Making a personalised T cell therapy for cancer patients currently takes at least six months; scientists at the German Cancer Research Center (DKFZ) and the University Medical Center Mannheim have shown that the laborious first step of identifying tumor-reactive T cell receptors for patients can be replaced with a machine learning classifier that halves this time.

Personalized cellular immunotherapies are considered promising new treatment options for various types of cancer. One of the therapeutic approaches currently being tested are so-called “T-cell receptor transgenic T-cells.” The idea behind this: immune T cells from a patient are equipped in the laboratory to recognize the patient’s own unique tumor, and then reinfused in large numbers to effectively kill the tumor cells.

The development of such therapies is a complicated process. First, doctors isolate tumor-infiltrating T cells (TILs) from a sample of the patient’s tumor tissue. This cell population is then searched for T-cell receptors that recognize tumor-specific mutations and can thus kill tumor cells. This search is laborious and has so far required knowledge of the tumor-specific mutations that lead to protein changes that are recognized by the patients’ immune system. During this time the tumor is constantly mutating and spreading, making this step a race against time.

“Finding the right T cell receptors is like looking for a needle in a haystack, costly and time-consuming,” says Michael Platten, Head of Department at the DKFZ and Director of the Department of Neurology at the University Medical Center Mannheim. “With a method that allows us to identify tumor-reactive T-cell receptors independently of knowledge of the respective tumor epitopes, the process could be considerably simplified and accelerated.”

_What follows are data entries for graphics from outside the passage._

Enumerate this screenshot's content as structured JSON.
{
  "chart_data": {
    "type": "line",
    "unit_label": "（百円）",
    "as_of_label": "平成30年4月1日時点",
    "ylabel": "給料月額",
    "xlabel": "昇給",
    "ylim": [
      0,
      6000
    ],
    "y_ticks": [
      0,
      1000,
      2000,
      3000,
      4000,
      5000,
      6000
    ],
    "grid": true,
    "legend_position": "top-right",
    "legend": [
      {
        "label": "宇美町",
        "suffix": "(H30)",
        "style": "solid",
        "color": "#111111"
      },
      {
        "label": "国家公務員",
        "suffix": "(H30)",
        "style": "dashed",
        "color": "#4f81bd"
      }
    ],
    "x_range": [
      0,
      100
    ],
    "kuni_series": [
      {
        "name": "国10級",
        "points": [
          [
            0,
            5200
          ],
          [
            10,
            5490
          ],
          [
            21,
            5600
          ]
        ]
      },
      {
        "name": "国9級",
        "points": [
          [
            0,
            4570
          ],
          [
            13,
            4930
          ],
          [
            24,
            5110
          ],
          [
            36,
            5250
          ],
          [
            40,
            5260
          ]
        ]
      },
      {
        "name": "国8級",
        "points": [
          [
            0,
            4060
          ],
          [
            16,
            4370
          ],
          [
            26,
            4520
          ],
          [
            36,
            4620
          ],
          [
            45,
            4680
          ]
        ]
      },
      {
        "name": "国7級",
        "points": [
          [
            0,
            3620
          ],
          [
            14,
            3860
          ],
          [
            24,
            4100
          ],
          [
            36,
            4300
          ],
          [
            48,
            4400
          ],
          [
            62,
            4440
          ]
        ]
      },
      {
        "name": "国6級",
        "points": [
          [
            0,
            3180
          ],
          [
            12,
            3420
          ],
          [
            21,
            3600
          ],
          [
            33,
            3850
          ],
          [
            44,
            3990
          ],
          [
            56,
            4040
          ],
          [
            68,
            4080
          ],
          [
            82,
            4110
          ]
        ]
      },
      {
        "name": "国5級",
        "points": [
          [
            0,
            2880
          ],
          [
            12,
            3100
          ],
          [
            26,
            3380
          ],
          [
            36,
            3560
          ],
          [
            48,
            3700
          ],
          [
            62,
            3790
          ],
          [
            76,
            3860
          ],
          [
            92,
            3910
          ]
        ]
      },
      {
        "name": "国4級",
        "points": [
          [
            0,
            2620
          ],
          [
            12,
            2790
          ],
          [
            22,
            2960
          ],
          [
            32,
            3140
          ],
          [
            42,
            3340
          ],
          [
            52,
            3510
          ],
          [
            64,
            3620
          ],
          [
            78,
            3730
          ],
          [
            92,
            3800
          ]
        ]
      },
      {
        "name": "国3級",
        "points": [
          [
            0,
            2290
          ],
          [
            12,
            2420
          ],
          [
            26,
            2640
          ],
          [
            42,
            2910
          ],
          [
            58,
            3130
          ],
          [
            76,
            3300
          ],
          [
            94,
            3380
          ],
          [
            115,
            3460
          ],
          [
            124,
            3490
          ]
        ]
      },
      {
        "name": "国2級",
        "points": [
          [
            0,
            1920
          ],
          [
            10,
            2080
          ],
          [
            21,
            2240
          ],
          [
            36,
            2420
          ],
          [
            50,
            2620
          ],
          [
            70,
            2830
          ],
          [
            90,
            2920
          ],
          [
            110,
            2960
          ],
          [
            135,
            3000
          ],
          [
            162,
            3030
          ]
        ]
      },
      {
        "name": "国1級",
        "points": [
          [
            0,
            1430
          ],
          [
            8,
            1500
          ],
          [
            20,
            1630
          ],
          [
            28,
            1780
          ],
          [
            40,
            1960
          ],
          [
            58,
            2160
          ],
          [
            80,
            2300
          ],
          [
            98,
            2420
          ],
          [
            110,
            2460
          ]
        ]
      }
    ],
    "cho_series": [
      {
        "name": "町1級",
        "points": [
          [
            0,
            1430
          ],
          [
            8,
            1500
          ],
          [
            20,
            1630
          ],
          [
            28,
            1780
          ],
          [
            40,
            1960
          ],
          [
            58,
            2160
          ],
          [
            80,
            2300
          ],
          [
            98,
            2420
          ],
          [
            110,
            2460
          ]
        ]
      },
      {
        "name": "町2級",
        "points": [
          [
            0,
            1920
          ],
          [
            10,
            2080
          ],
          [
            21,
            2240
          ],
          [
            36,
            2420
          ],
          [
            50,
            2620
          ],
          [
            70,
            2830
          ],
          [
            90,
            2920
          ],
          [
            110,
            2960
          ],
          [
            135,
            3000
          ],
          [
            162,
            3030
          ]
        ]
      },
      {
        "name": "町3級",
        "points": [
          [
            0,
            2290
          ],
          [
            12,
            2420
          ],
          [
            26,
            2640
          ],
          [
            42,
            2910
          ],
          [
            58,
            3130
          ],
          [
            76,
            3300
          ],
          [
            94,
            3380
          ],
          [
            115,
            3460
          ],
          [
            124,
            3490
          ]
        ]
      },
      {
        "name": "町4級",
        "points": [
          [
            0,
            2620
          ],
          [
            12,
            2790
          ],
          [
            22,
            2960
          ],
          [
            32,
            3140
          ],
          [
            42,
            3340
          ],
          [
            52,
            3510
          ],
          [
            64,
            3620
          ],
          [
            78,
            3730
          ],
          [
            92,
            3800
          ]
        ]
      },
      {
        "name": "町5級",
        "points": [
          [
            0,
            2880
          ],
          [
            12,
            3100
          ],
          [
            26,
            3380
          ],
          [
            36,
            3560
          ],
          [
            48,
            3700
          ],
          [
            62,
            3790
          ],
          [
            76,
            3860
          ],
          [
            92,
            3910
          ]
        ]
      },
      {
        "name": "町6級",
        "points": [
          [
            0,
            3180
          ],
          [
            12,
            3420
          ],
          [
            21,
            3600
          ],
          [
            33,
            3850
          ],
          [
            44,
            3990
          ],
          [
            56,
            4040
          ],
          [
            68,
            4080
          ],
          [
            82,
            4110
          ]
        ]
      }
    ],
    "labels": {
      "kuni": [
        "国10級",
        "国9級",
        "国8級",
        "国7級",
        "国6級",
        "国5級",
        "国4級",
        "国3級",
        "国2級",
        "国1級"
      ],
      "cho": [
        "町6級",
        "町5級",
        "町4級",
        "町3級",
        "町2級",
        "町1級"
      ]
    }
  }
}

A team led by Platten and co-study head Ed Green has now presented a new technology that can achieve precisely this goal in a recent publication. As a starting point, the researchers isolated TILs from a melanoma patient’s brain metastasis and performed single cell sequencing to characterise each cell. The T cell receptors expressed by these TILs were then individually tested in the lab to identify those that were recognised and killed patient tumor cells. The researchers then combined these data to train a machine learning model to predict tumor reactive T cell receptors. The resulting classifier could identify tumor reactive T cells from TILs with 90% accuracy, works in many different types of tumor, and accommodates data from different cell sequencing technologies.

“predicTCR enables us to cut the time it takes to identify personalised tumor reactive T cell receptors from over three months to a matter of days, regardless of tumor type” said Ed Green.

“We are now focusing on bringing this technology into clinical practice here in Germany. To finance further development, we have founded the biotech start-up Tcelltech,” adds Michael Platten. “predicTCR is one of the key technologies of this new DKFZ spin-off.”